Monday, August 15, 2011 6:16 PM "Shawn Pearce" <spearce@xxxxxxxxxxx>
On Mon, Aug 15, 2011 at 07:03, Nguyen Thai Ngoc Duy <pclouds@xxxxxxxxx>
wrote:
On Mon, Aug 15, 2011 at 6:58 AM, Shawn Pearce <spearce@xxxxxxxxxxx>
wrote:
Uhm. That is not a very shallow clone. The clone copied 20234 objects
at 9.15 MiB... so its ~20 MiB lighter than a full clone. But nearly
all of the tags exist, because the clone client is declaring want
lines for them, making the server generate up to 1 commit back from
the wanted tag. I know shallow support is the feature nobody wants to
think about, but this just seems broken to me. Clients performing a
shallow clone shouldn't be asking for tags... but they should be using
the include-tag protocol option so that if they do happen to receive a
tagged commit, the tag object will also be sent.
The same would apply if the repo in question has many branches. Should
we fetch only master (or a user-specified set of refs) in shallow
clone?
Yes, I think a user who is making a shallow clone should only get the
HEAD branch to the depth specified, nothing else. If they want
additional branches, they should either pass them on the command line
to a new flag for clone, or modify their fetch configuration
after-the-fact and fetch those separately.

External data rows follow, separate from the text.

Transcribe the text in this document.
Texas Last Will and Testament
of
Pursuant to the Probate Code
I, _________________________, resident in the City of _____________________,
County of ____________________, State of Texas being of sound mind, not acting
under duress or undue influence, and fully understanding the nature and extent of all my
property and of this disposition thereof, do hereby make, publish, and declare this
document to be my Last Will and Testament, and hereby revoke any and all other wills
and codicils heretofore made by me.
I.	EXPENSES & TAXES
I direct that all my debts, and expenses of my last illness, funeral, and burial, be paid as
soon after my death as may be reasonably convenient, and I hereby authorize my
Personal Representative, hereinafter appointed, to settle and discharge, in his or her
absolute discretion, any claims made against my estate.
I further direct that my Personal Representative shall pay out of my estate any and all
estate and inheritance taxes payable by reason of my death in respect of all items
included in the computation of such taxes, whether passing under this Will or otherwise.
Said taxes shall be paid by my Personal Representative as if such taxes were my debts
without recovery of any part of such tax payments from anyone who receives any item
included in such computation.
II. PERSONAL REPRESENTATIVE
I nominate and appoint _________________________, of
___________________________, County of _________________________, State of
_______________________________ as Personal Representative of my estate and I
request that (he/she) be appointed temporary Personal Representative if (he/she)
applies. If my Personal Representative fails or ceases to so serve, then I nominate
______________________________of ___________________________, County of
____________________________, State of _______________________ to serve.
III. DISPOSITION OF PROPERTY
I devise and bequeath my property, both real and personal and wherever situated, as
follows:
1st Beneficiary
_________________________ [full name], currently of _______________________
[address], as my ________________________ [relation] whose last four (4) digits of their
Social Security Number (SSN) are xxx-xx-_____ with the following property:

From what I can gather from some users I have talked to, the primary
usage of shallow clone is to try and (sort of) quickly grab a branch,
make a change, and post that change to the maintainers for review and
acceptance. E.g. correcting a spelling typo. Relatively simple changes
that can be built on a specific branch, and don't really require all
of the history.
And if a repository does have more than one branch, but is shallow
cloned at say depth of 1, the user probably doesn't get the merge
bases between them, so the value of the other branches is greatly
reduced. You can't make a merge between these, and a new developer
getting involved in the project cannot see how the branches relate to
each other. So there isn't a lot of value in sucking down those
additional branches during clone.
The shallow clone problem came up a few times recently on StackOverflow. One
usage is to create an orphan branch, but the manual doesn't point the user
to that option. When I first read the man page I expected that any clone
would be from a fixed point in history, rather than a point that may move
(as extra commits are made to the remote). It maybe that what is needed is
an option that will clone from a fixed commit point, so that there is no
confusion as to the 'current depth'.